Hay alumnos que apenas y logran conseguir 50 centavos para hacerle una recarga al teléfono y así poder enviar las fotos o los videos de sus tareas.

Hay alumnos a los que no ha podido ni ponerles una nota, porque estos no han podido enviar el material que les ha requerido. Hay quienes no saben ni enviar un correo electrónico.

Hay un alumno en particular que está desaparecido desde marzo. Solo se conectó una vez y nunca más pudieron contactarlo de nuevo.

Por si todo lo anterior fuera poco, de tanto utilizar su celular como única herramienta de trabajo, se le arruinó. "Tuve que ir a conseguir uno nuevo", dijo. Le costó alrededor de $130.

EL REGRESO A LAS AULAS

La expectativa sobre el retorno a las clases presenciales tampoco le produce una sensación de alivio; todo lo contrario, le significa más preocupación, porque no hay recursos necesarios ni siquiera para tener las mínimas condiciones de higiene.

Antes de conocerse la existencia del coronavirus SARS-CoV-2 en todo el mundo, la situación en el centro escolar donde trabaja ya era precaria.

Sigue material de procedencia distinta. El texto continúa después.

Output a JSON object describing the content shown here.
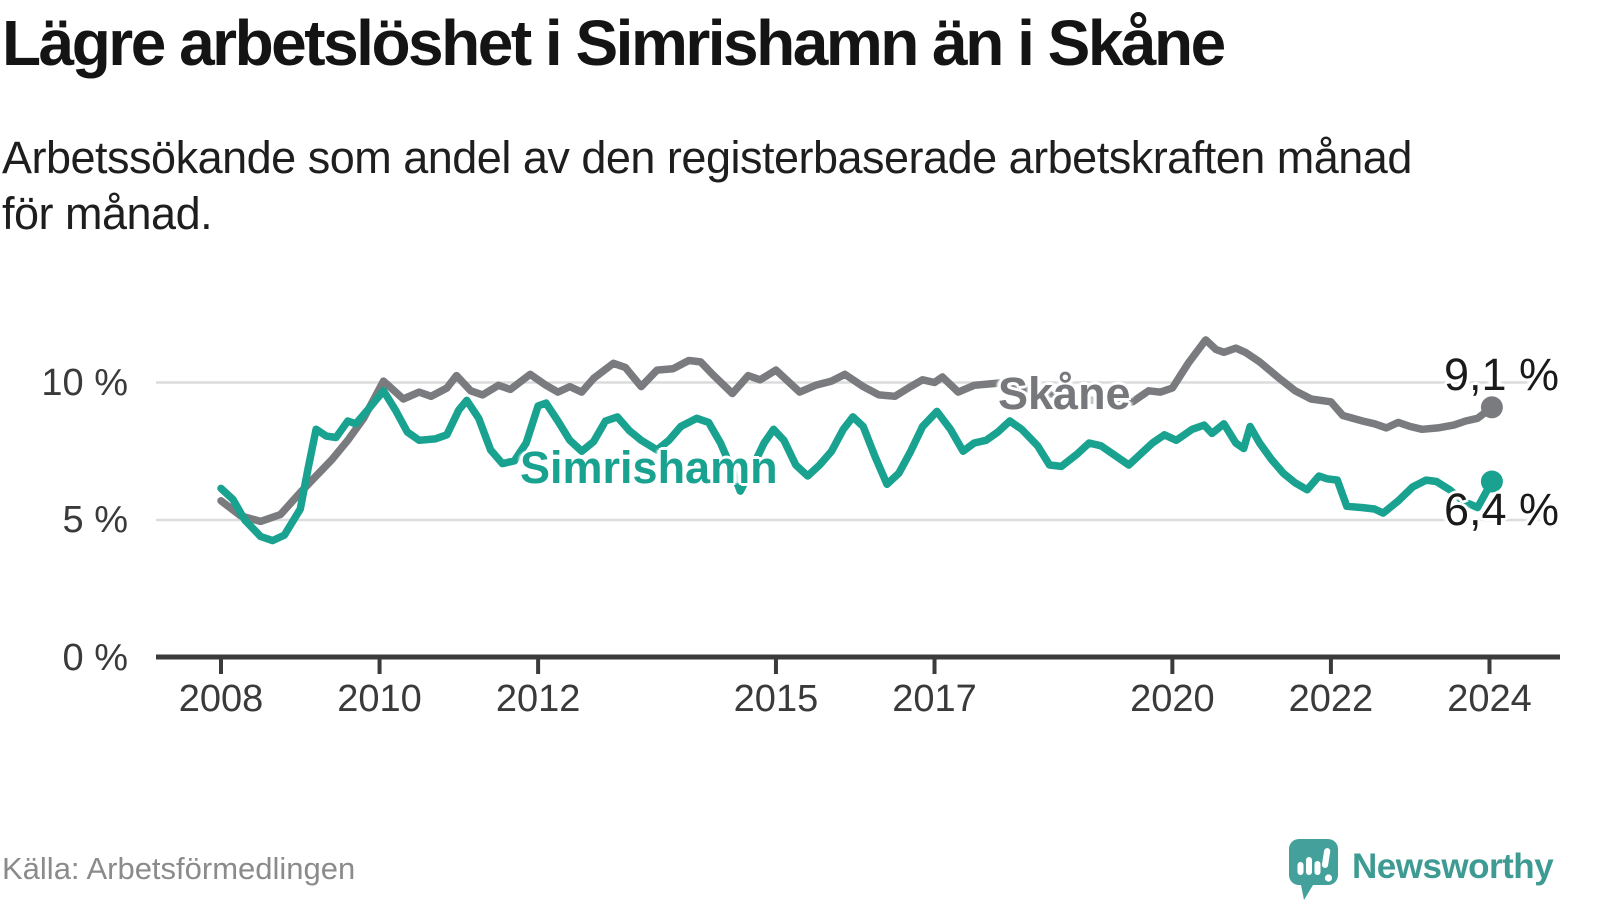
{
  "header": {
    "title": "Lägre arbetslöshet i Simrishamn än i Skåne",
    "subtitle_line1": "Arbetssökande som andel av den registerbaserade arbetskraften månad",
    "subtitle_line2": "för månad."
  },
  "footer": {
    "source": "Källa: Arbetsförmedlingen",
    "brand": "Newsworthy",
    "brand_color": "#3E9B93"
  },
  "chart_data": {
    "type": "line",
    "unit": "percent of registered labour force",
    "grid": "horizontal",
    "x_axis": {
      "ticks": [
        "2008",
        "2010",
        "2012",
        "2015",
        "2017",
        "2020",
        "2022",
        "2024"
      ],
      "range_years": [
        2008.0,
        2024.1
      ]
    },
    "y_axis": {
      "ticks": [
        {
          "label": "10 %",
          "value": 10
        },
        {
          "label": "5 %",
          "value": 5
        },
        {
          "label": "0 %",
          "value": 0
        }
      ],
      "range": [
        0,
        12.3
      ]
    },
    "series": [
      {
        "name": "Skåne",
        "color": "#7A7B7F",
        "end_label": "9,1 %",
        "end_value": 9.1,
        "points": [
          [
            2008.0,
            5.7
          ],
          [
            2008.25,
            5.15
          ],
          [
            2008.5,
            4.95
          ],
          [
            2008.75,
            5.2
          ],
          [
            2009.0,
            6.0
          ],
          [
            2009.2,
            6.6
          ],
          [
            2009.4,
            7.2
          ],
          [
            2009.6,
            7.9
          ],
          [
            2009.8,
            8.7
          ],
          [
            2010.05,
            10.05
          ],
          [
            2010.3,
            9.4
          ],
          [
            2010.5,
            9.65
          ],
          [
            2010.65,
            9.5
          ],
          [
            2010.85,
            9.8
          ],
          [
            2010.97,
            10.25
          ],
          [
            2011.15,
            9.7
          ],
          [
            2011.3,
            9.55
          ],
          [
            2011.5,
            9.9
          ],
          [
            2011.65,
            9.75
          ],
          [
            2011.9,
            10.3
          ],
          [
            2012.1,
            9.9
          ],
          [
            2012.25,
            9.65
          ],
          [
            2012.4,
            9.85
          ],
          [
            2012.55,
            9.65
          ],
          [
            2012.7,
            10.15
          ],
          [
            2012.95,
            10.7
          ],
          [
            2013.1,
            10.55
          ],
          [
            2013.3,
            9.85
          ],
          [
            2013.5,
            10.45
          ],
          [
            2013.7,
            10.5
          ],
          [
            2013.9,
            10.8
          ],
          [
            2014.05,
            10.75
          ],
          [
            2014.2,
            10.3
          ],
          [
            2014.45,
            9.6
          ],
          [
            2014.65,
            10.25
          ],
          [
            2014.8,
            10.1
          ],
          [
            2015.0,
            10.45
          ],
          [
            2015.3,
            9.65
          ],
          [
            2015.5,
            9.9
          ],
          [
            2015.7,
            10.05
          ],
          [
            2015.87,
            10.3
          ],
          [
            2016.1,
            9.85
          ],
          [
            2016.3,
            9.55
          ],
          [
            2016.5,
            9.5
          ],
          [
            2016.7,
            9.85
          ],
          [
            2016.85,
            10.1
          ],
          [
            2017.0,
            10.0
          ],
          [
            2017.1,
            10.2
          ],
          [
            2017.3,
            9.65
          ],
          [
            2017.5,
            9.9
          ],
          [
            2017.7,
            9.95
          ],
          [
            2017.9,
            10.0
          ],
          [
            2018.2,
            9.75
          ],
          [
            2018.6,
            9.5
          ],
          [
            2019.0,
            9.35
          ],
          [
            2019.5,
            9.3
          ],
          [
            2019.7,
            9.7
          ],
          [
            2019.85,
            9.65
          ],
          [
            2020.0,
            9.8
          ],
          [
            2020.2,
            10.7
          ],
          [
            2020.42,
            11.55
          ],
          [
            2020.55,
            11.2
          ],
          [
            2020.65,
            11.1
          ],
          [
            2020.8,
            11.25
          ],
          [
            2020.92,
            11.1
          ],
          [
            2021.1,
            10.75
          ],
          [
            2021.35,
            10.15
          ],
          [
            2021.55,
            9.7
          ],
          [
            2021.75,
            9.4
          ],
          [
            2022.0,
            9.3
          ],
          [
            2022.15,
            8.8
          ],
          [
            2022.4,
            8.6
          ],
          [
            2022.55,
            8.5
          ],
          [
            2022.7,
            8.35
          ],
          [
            2022.85,
            8.55
          ],
          [
            2023.0,
            8.4
          ],
          [
            2023.15,
            8.3
          ],
          [
            2023.35,
            8.35
          ],
          [
            2023.55,
            8.45
          ],
          [
            2023.7,
            8.6
          ],
          [
            2023.85,
            8.7
          ],
          [
            2024.03,
            9.1
          ]
        ]
      },
      {
        "name": "Simrishamn",
        "color": "#18A28F",
        "end_label": "6,4 %",
        "end_value": 6.4,
        "points": [
          [
            2008.0,
            6.15
          ],
          [
            2008.15,
            5.75
          ],
          [
            2008.3,
            5.0
          ],
          [
            2008.5,
            4.4
          ],
          [
            2008.65,
            4.25
          ],
          [
            2008.8,
            4.45
          ],
          [
            2009.0,
            5.4
          ],
          [
            2009.1,
            6.9
          ],
          [
            2009.2,
            8.3
          ],
          [
            2009.33,
            8.05
          ],
          [
            2009.45,
            8.0
          ],
          [
            2009.6,
            8.6
          ],
          [
            2009.7,
            8.5
          ],
          [
            2009.85,
            9.0
          ],
          [
            2010.05,
            9.7
          ],
          [
            2010.2,
            9.0
          ],
          [
            2010.35,
            8.2
          ],
          [
            2010.5,
            7.9
          ],
          [
            2010.7,
            7.95
          ],
          [
            2010.85,
            8.1
          ],
          [
            2011.0,
            9.0
          ],
          [
            2011.1,
            9.35
          ],
          [
            2011.25,
            8.7
          ],
          [
            2011.4,
            7.55
          ],
          [
            2011.55,
            7.05
          ],
          [
            2011.7,
            7.15
          ],
          [
            2011.85,
            7.8
          ],
          [
            2012.0,
            9.15
          ],
          [
            2012.1,
            9.25
          ],
          [
            2012.25,
            8.6
          ],
          [
            2012.4,
            7.9
          ],
          [
            2012.55,
            7.5
          ],
          [
            2012.7,
            7.85
          ],
          [
            2012.85,
            8.6
          ],
          [
            2013.0,
            8.75
          ],
          [
            2013.15,
            8.25
          ],
          [
            2013.3,
            7.9
          ],
          [
            2013.5,
            7.55
          ],
          [
            2013.65,
            7.9
          ],
          [
            2013.8,
            8.4
          ],
          [
            2014.0,
            8.7
          ],
          [
            2014.15,
            8.55
          ],
          [
            2014.3,
            7.8
          ],
          [
            2014.45,
            6.8
          ],
          [
            2014.55,
            6.05
          ],
          [
            2014.7,
            6.9
          ],
          [
            2014.85,
            7.8
          ],
          [
            2014.97,
            8.3
          ],
          [
            2015.1,
            7.9
          ],
          [
            2015.25,
            7.0
          ],
          [
            2015.4,
            6.6
          ],
          [
            2015.55,
            7.0
          ],
          [
            2015.7,
            7.5
          ],
          [
            2015.85,
            8.3
          ],
          [
            2015.97,
            8.75
          ],
          [
            2016.1,
            8.4
          ],
          [
            2016.25,
            7.3
          ],
          [
            2016.4,
            6.3
          ],
          [
            2016.55,
            6.7
          ],
          [
            2016.7,
            7.5
          ],
          [
            2016.85,
            8.4
          ],
          [
            2017.03,
            8.95
          ],
          [
            2017.2,
            8.3
          ],
          [
            2017.36,
            7.5
          ],
          [
            2017.5,
            7.8
          ],
          [
            2017.65,
            7.9
          ],
          [
            2017.8,
            8.2
          ],
          [
            2017.95,
            8.6
          ],
          [
            2018.1,
            8.3
          ],
          [
            2018.3,
            7.7
          ],
          [
            2018.45,
            7.0
          ],
          [
            2018.6,
            6.95
          ],
          [
            2018.8,
            7.4
          ],
          [
            2018.95,
            7.8
          ],
          [
            2019.1,
            7.7
          ],
          [
            2019.25,
            7.4
          ],
          [
            2019.45,
            7.0
          ],
          [
            2019.6,
            7.4
          ],
          [
            2019.75,
            7.8
          ],
          [
            2019.9,
            8.1
          ],
          [
            2020.05,
            7.9
          ],
          [
            2020.25,
            8.3
          ],
          [
            2020.4,
            8.45
          ],
          [
            2020.5,
            8.15
          ],
          [
            2020.65,
            8.5
          ],
          [
            2020.8,
            7.8
          ],
          [
            2020.9,
            7.6
          ],
          [
            2020.98,
            8.4
          ],
          [
            2021.1,
            7.8
          ],
          [
            2021.25,
            7.2
          ],
          [
            2021.4,
            6.7
          ],
          [
            2021.55,
            6.35
          ],
          [
            2021.7,
            6.1
          ],
          [
            2021.85,
            6.6
          ],
          [
            2021.95,
            6.5
          ],
          [
            2022.08,
            6.45
          ],
          [
            2022.2,
            5.5
          ],
          [
            2022.4,
            5.45
          ],
          [
            2022.55,
            5.4
          ],
          [
            2022.66,
            5.25
          ],
          [
            2022.85,
            5.7
          ],
          [
            2023.03,
            6.2
          ],
          [
            2023.2,
            6.45
          ],
          [
            2023.33,
            6.4
          ],
          [
            2023.5,
            6.1
          ],
          [
            2023.66,
            5.7
          ],
          [
            2023.85,
            5.45
          ],
          [
            2024.03,
            6.4
          ]
        ]
      }
    ]
  }
}
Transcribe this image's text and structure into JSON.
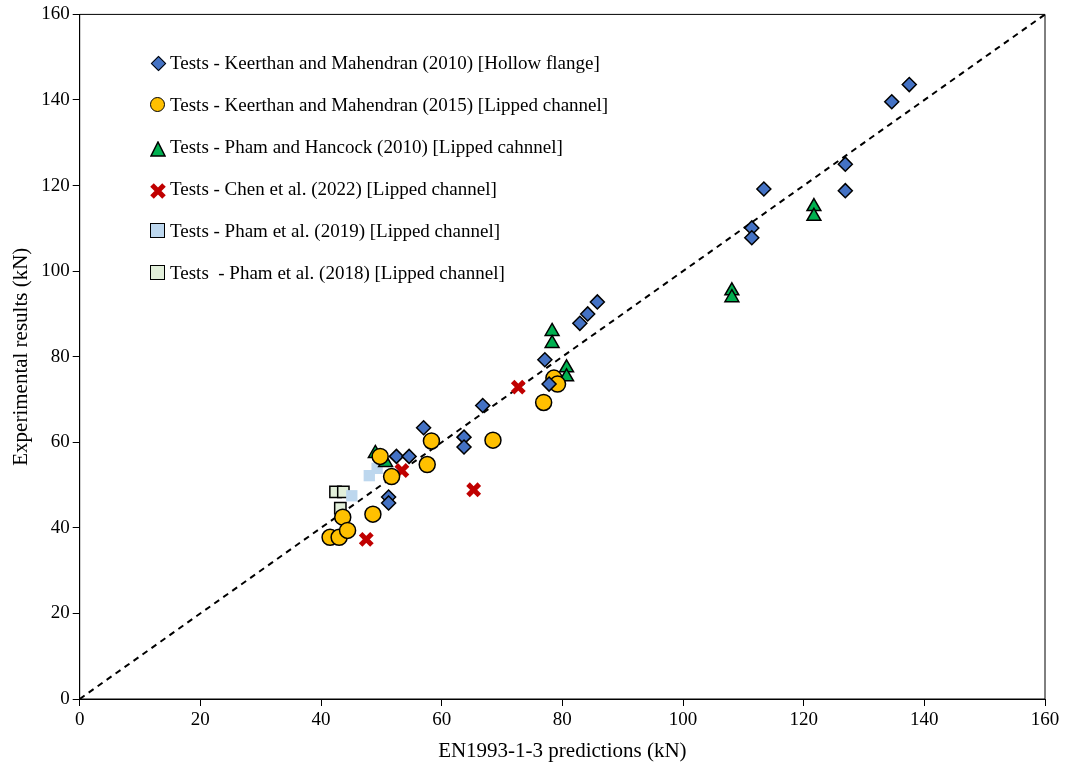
{
  "chart_data": {
    "type": "scatter",
    "xlabel": "EN1993-1-3 predictions (kN)",
    "ylabel": "Experimental results (kN)",
    "xlim": [
      0,
      160
    ],
    "ylim": [
      0,
      160
    ],
    "xticks": [
      0,
      20,
      40,
      60,
      80,
      100,
      120,
      140,
      160
    ],
    "yticks": [
      0,
      20,
      40,
      60,
      80,
      100,
      120,
      140,
      160
    ],
    "grid": false,
    "legend": "top left",
    "series": [
      {
        "name": "Tests - Keerthan and Mahendran (2010) [Hollow flange]",
        "color": "#4472c4",
        "marker": "diamond",
        "x": [
          137.5,
          134.6,
          126.9,
          126.9,
          113.4,
          111.4,
          111.4,
          85.8,
          84.2,
          82.9,
          77.1,
          77.8,
          66.8,
          57.0,
          63.7,
          63.7,
          52.5,
          54.6,
          51.2,
          51.2
        ],
        "values": [
          143.6,
          139.6,
          125.0,
          118.8,
          119.2,
          110.1,
          107.8,
          92.8,
          90.0,
          87.8,
          79.3,
          73.6,
          68.6,
          63.4,
          61.2,
          58.9,
          56.7,
          56.7,
          47.2,
          45.8
        ]
      },
      {
        "name": "Tests - Keerthan and Mahendran (2015) [Lipped channel]",
        "color": "#ffc000",
        "marker": "circle",
        "x": [
          78.6,
          79.2,
          76.9,
          58.3,
          68.5,
          57.6,
          49.8,
          51.7,
          48.6,
          43.6,
          41.5,
          43.0,
          44.4
        ],
        "values": [
          75.0,
          73.6,
          69.3,
          60.3,
          60.5,
          54.8,
          56.7,
          52.0,
          43.2,
          42.5,
          37.8,
          37.8,
          39.4
        ]
      },
      {
        "name": "Tests - Pham and Hancock (2010) [Lipped cahnnel]",
        "color": "#00b050",
        "marker": "triangle",
        "x": [
          121.7,
          121.7,
          108.1,
          108.1,
          78.3,
          78.3,
          80.7,
          80.7,
          49.0,
          50.7
        ],
        "values": [
          115.1,
          112.8,
          95.4,
          93.8,
          85.9,
          83.1,
          77.4,
          75.3,
          57.4,
          55.3
        ]
      },
      {
        "name": "Tests - Chen et al. (2022) [Lipped channel]",
        "color": "#c00000",
        "marker": "cross",
        "x": [
          47.5,
          53.4,
          65.3,
          72.7
        ],
        "values": [
          37.3,
          53.4,
          48.9,
          72.9
        ]
      },
      {
        "name": "Tests - Pham et al. (2019) [Lipped channel]",
        "color": "#bdd7ee",
        "marker": "square",
        "x": [
          48.0,
          49.3,
          45.1
        ],
        "values": [
          52.2,
          53.9,
          47.5
        ]
      },
      {
        "name": "Tests  - Pham et al. (2018) [Lipped channel]",
        "color": "#e2efda",
        "marker": "square",
        "x": [
          42.4,
          43.7,
          43.2
        ],
        "values": [
          48.4,
          48.4,
          44.6
        ]
      },
      {
        "type": "line",
        "color": "#000000",
        "line_style": "dashed",
        "marker": "none",
        "x": [
          0,
          160
        ],
        "values": [
          0,
          160
        ]
      }
    ]
  }
}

Muchas veces, recordó, los alumnos han tenido que ser devueltos a sus casas, porque no hay agua para que se laven las manos, ni para que hagan sus necesidades en los servicios sanitarios, solo por poner un ejemplo.

No hay espacio para el distanciamiento social, ni mucho menos hay dinero para comprar alcohol gel. Ni siquiera ha habido una reunión entre la dirección y los docentes para armar el plan a implementar cuando el MINED anuncie el regreso a las aulas el próximo año.